Courtroom as Classroom: Law as a Lens for Education Reform

MAY 2013

Courtroom as ClassroomThe scene was solemn as the jurists huddled to exchange muffled whispers. The case being decided was Vergara v. California, a lawsuit challenging the Golden State's policies on teacher tenure and alleged discrepancies between district demographics and public teaching quality. Lawyers representing the state of California and eight of the state's public school students had delivered their arguments. Then the judges were asked by Professor Rob Meyer if they had come to a decision.

It isn't typical for a university professor to have the power to rush justices to a conclusion, but considering the decision was being rendered in a classroom in the Education Sciences building on the campus of the University of Wisconsin-Madison, the jurists yielded their answer: the plaintiffs had not successfully proved their case, and the judges ruled in favor of the defense.

Meyer, the director of the Value-Added Research Center, a part of the Wisconsin Center for Education Research, is in his first semester teaching classes for the La Follette School of Public Affairs.

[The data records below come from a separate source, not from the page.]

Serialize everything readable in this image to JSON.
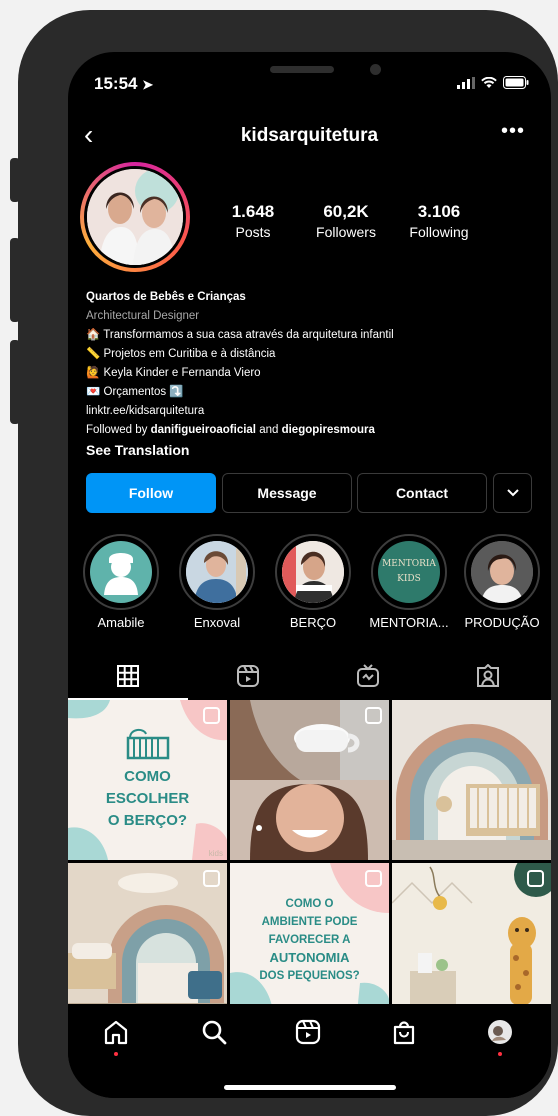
{
  "status": {
    "time": "15:54"
  },
  "header": {
    "username": "kidsarquitetura"
  },
  "stats": [
    {
      "value": "1.648",
      "label": "Posts"
    },
    {
      "value": "60,2K",
      "label": "Followers"
    },
    {
      "value": "3.106",
      "label": "Following"
    }
  ],
  "bio": {
    "name": "Quartos de Bebês e Crianças",
    "category": "Architectural Designer",
    "lines": [
      "🏠 Transformamos a sua casa através da arquitetura infantil",
      "📏 Projetos em Curitiba e à distância",
      "🙋 Keyla Kinder e Fernanda Viero",
      "💌 Orçamentos ⤵️"
    ],
    "link": "linktr.ee/kidsarquitetura",
    "followed_prefix": "Followed by ",
    "followed_a": "danifigueiroaoficial",
    "followed_and": " and ",
    "followed_b": "diegopiresmoura",
    "see_translation": "See Translation"
  },
  "buttons": {
    "follow": "Follow",
    "message": "Message",
    "contact": "Contact"
  },
  "highlights": [
    {
      "label": "Amabile"
    },
    {
      "label": "Enxoval"
    },
    {
      "label": "BERÇO"
    },
    {
      "label": "MENTORIA...",
      "badge_line1": "MENTORIA",
      "badge_line2": "KIDS"
    },
    {
      "label": "PRODUÇÃO"
    }
  ],
  "posts": [
    {
      "text_lines": [
        "COMO",
        "ESCOLHER",
        "O BERÇO?"
      ],
      "brand": "kids"
    },
    {
      "text_lines": []
    },
    {
      "text_lines": []
    },
    {
      "text_lines": []
    },
    {
      "text_lines": [
        "COMO O",
        "AMBIENTE PODE",
        "FAVORECER A",
        "AUTONOMIA",
        "DOS PEQUENOS?"
      ]
    },
    {
      "text_lines": []
    }
  ],
  "colors": {
    "follow": "#0095f6",
    "background": "#000000",
    "notification": "#ff3040"
  },
  "icons": [
    "back-icon",
    "more-icon",
    "grid-icon",
    "reels-icon",
    "igtv-icon",
    "tagged-icon",
    "home-icon",
    "search-icon",
    "shop-icon",
    "profile-icon",
    "signal-icon",
    "wifi-icon",
    "battery-icon"
  ]
}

He is known for his research on value-added modeling, evaluation methods, and strategic management of human capital—all components of comprehensive education reform efforts underway in dozens of states across the country.

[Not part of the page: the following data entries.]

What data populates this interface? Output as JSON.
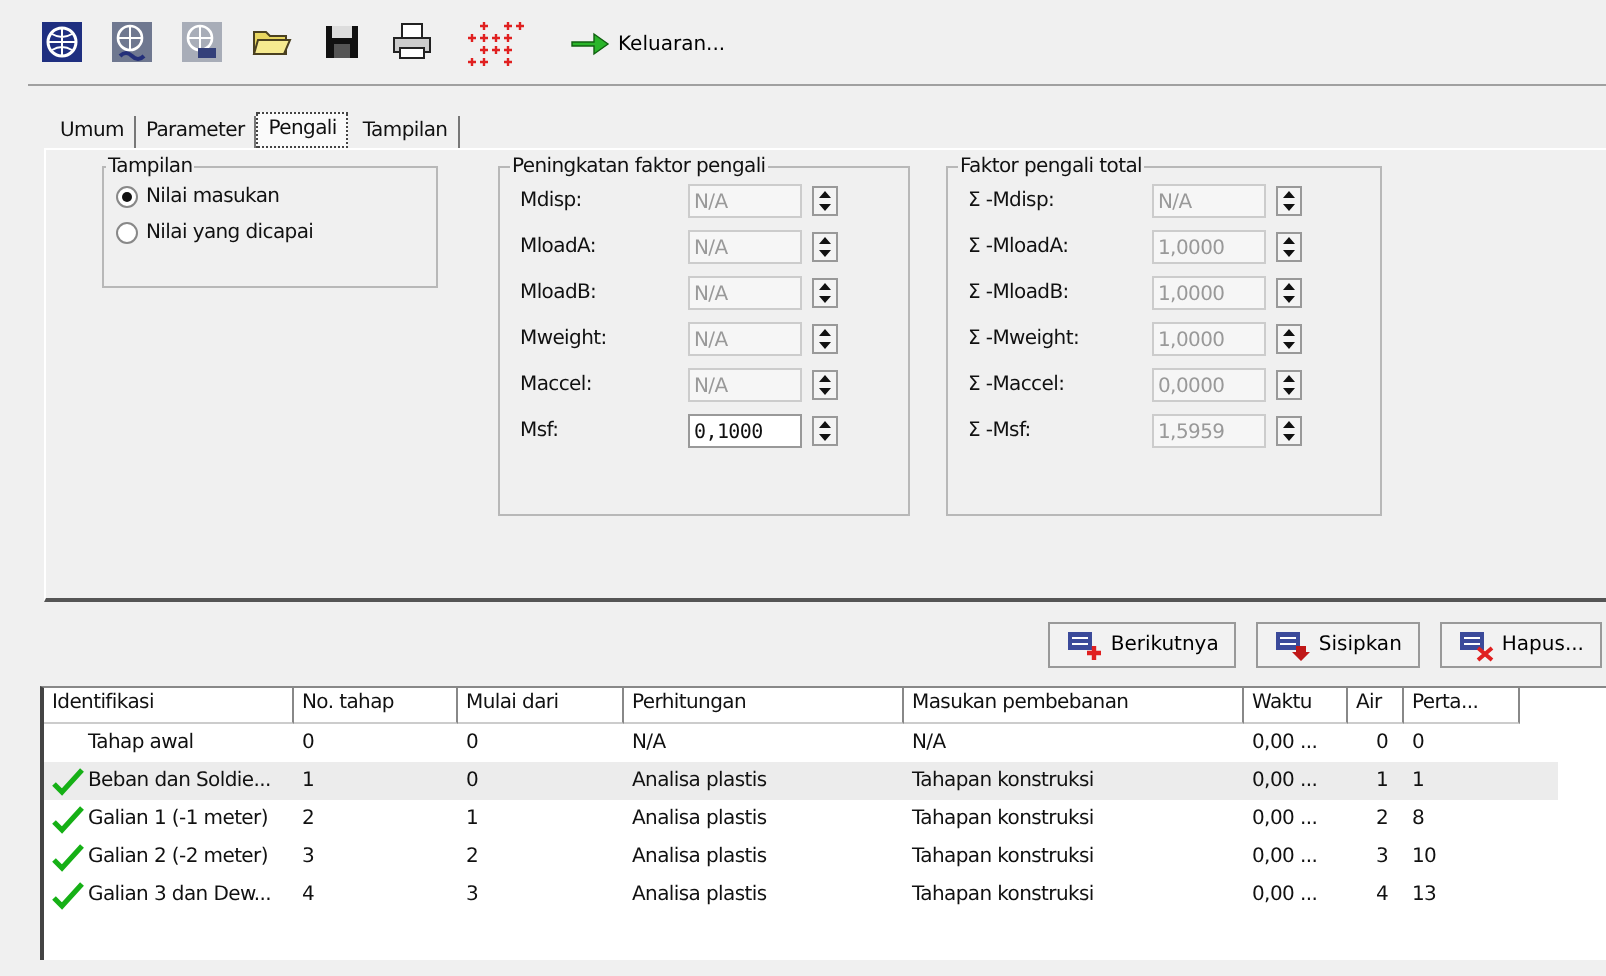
{
  "toolbar": {
    "tools": [
      {
        "kind": "globe"
      },
      {
        "kind": "globe-wave"
      },
      {
        "kind": "globe-grid"
      },
      {
        "kind": "open"
      },
      {
        "kind": "save"
      },
      {
        "kind": "print"
      },
      {
        "kind": "points"
      }
    ],
    "output_button": "Keluaran..."
  },
  "tabs": [
    {
      "label": "Umum",
      "selected": false
    },
    {
      "label": "Parameter",
      "selected": false
    },
    {
      "label": "Pengali",
      "selected": true
    },
    {
      "label": "Tampilan",
      "selected": false
    }
  ],
  "view_group": {
    "title": "Tampilan",
    "options": [
      {
        "label": "Nilai masukan",
        "selected": true
      },
      {
        "label": "Nilai yang dicapai",
        "selected": false
      }
    ]
  },
  "increment_group": {
    "title": "Peningkatan faktor pengali",
    "fields": [
      {
        "label": "Mdisp:",
        "value": "N/A",
        "disabled": true
      },
      {
        "label": "MloadA:",
        "value": "N/A",
        "disabled": true
      },
      {
        "label": "MloadB:",
        "value": "N/A",
        "disabled": true
      },
      {
        "label": "Mweight:",
        "value": "N/A",
        "disabled": true
      },
      {
        "label": "Maccel:",
        "value": "N/A",
        "disabled": true
      },
      {
        "label": "Msf:",
        "value": "0,1000",
        "disabled": false
      }
    ]
  },
  "total_group": {
    "title": "Faktor pengali total",
    "fields": [
      {
        "label": "Σ -Mdisp:",
        "value": "N/A",
        "disabled": true
      },
      {
        "label": "Σ -MloadA:",
        "value": "1,0000",
        "disabled": true
      },
      {
        "label": "Σ -MloadB:",
        "value": "1,0000",
        "disabled": true
      },
      {
        "label": "Σ -Mweight:",
        "value": "1,0000",
        "disabled": true
      },
      {
        "label": "Σ -Maccel:",
        "value": "0,0000",
        "disabled": true
      },
      {
        "label": "Σ -Msf:",
        "value": "1,5959",
        "disabled": true
      }
    ]
  },
  "phase_buttons": [
    {
      "kind": "add",
      "label": "Berikutnya"
    },
    {
      "kind": "insert",
      "label": "Sisipkan"
    },
    {
      "kind": "delete",
      "label": "Hapus..."
    }
  ],
  "table": {
    "columns": [
      "Identifikasi",
      "No. tahap",
      "Mulai dari",
      "Perhitungan",
      "Masukan pembebanan",
      "Waktu",
      "Air",
      "Perta..."
    ],
    "rows": [
      {
        "checked": false,
        "selected": false,
        "cells": [
          "Tahap awal",
          "0",
          "0",
          "N/A",
          "N/A",
          "0,00 ...",
          "0",
          "0"
        ]
      },
      {
        "checked": true,
        "selected": true,
        "cells": [
          "Beban dan Soldie...",
          "1",
          "0",
          "Analisa plastis",
          "Tahapan konstruksi",
          "0,00 ...",
          "1",
          "1"
        ]
      },
      {
        "checked": true,
        "selected": false,
        "cells": [
          "Galian 1 (-1 meter)",
          "2",
          "1",
          "Analisa plastis",
          "Tahapan konstruksi",
          "0,00 ...",
          "2",
          "8"
        ]
      },
      {
        "checked": true,
        "selected": false,
        "cells": [
          "Galian 2 (-2 meter)",
          "3",
          "2",
          "Analisa plastis",
          "Tahapan konstruksi",
          "0,00 ...",
          "3",
          "10"
        ]
      },
      {
        "checked": true,
        "selected": false,
        "cells": [
          "Galian 3 dan Dew...",
          "4",
          "3",
          "Analisa plastis",
          "Tahapan konstruksi",
          "0,00 ...",
          "4",
          "13"
        ]
      }
    ]
  }
}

Meyer had students in his master's-level class, Public Affairs 974: Education Policy and Reform, enact the Vergara v. California case, which the actual California Supreme Court will hear in January 2014, as a way to give them a more personal perspective of a real-life issue being addressed by policy-makers.

"From a teaching standpoint, there's nothing like having students present arguments to lead them to really understand them. They achieve even sharper understanding when they can see both sides of an argument presented and attacked," Meyer said. "Plus, it's not traditional, and it's fun."

Dan Marlin, who is getting his master's degree in public affairs from La Follette, played the role of an attorney for the plaintiffs.
"It was a really interesting way to tie together everything we've learned this semester," Marlin said. "It made us actively think about how to tie in concepts, techniques, and strategies we had learned about during the semester into the case."

Katie Cary, a La Follette master's degree student in international public affairs who argued on behalf of the defense, said she and her classmates realized the importance of the real-life case after recreating it.

"It sparked a lot of interest in all of us students to follow the outcome of this case, because as we enter the policy arena, its outcomes may have a very large impact on us," she said. "It was interesting for all of us to see the legal processes that some of these policies ... will have to go through."

Though she didn't betray it in the courtroom, Cary admitted she was moved by the arguments of the opposing side. "It was very interesting for me to hear what I thought was a compelling argument on both sides, of protecting teachers and protecting students, and I absolutely believe it's true that those rights are not mutually exclusive," she said. "I think that's part of what has made this class so interesting—that it's taught us new manners of thinking."

Leni Wolf, also enrolled in La Follette's master's of public affairs program, played the role of one of three judges hearing the case. Though her decision would not have the impact that it might have had were she a real Supreme Court justice, she still struggled to make up her mind.

"It was kind of stressful because not all of us agreed," she said. "The other two jurors seemed like they had already decided in favor of the defendants, but I was stuck on some of the arguments of the plaintiffs."

Holding her own amongst her peers, Wolf convinced the other two judges to back the validity of one of the plaintiff's arguments, giving them a small victory despite their defeat in the overall case.

"I learned I don't know much about the legal profession," Wolf joked when asked about the lessons she had drawn from acting as a judge. "But it was definitely a unique way to break out of the traditional academic setting, and forced me into a more skeptical mindset, making me look beyond what I was reading and think about it more critically."

As a former teacher, Wolf said she also felt a personal stake in the outcome of the case.

"I think it's a really important issue. I've seen it firsthand: there are a lot of great teachers, and I also worked with some not-very-good teachers. I see the influence that special interests and politics have on the debate of policies that affect teachers and students," Wolf said. "I'm fascinated to see how the case actually plays out, because the burden really is on plaintiffs to make their argument. But I also think that as models for evaluating teachers and value added continue to evolve, there will probably be more evidence that will stack up on the plaintiffs' side that will be able to be used to consider whether the way we evaluate teachers is fair and effective for both teachers and students."

Professor Meyer said it's the combination of critical thinking, personal experience, and passion that Wolf and his other students bring into the classroom that makes him excited to be teaching at La Follette and interested in crafting nontraditional classroom experiences designed to expand their knowledge base and analytical skillsets.

"I'm attempting to teach my students how can they operate—in the good sense of the word," he said. "If they move into an advisory position, I want them to know how they can make arguments to shed clarity. If they find themselves in an advocacy position, I want them to know how they can make arguments to advance a cause. In this class, we touched on a lot of the issues that people need to think about if they're actually going to participate in that process of deliberation. I would hope people who graduate from our program could immediately go into jobs and be ready to contribute on the first day. They have the technical training and they know how the policy process works so they can really excel after they graduate."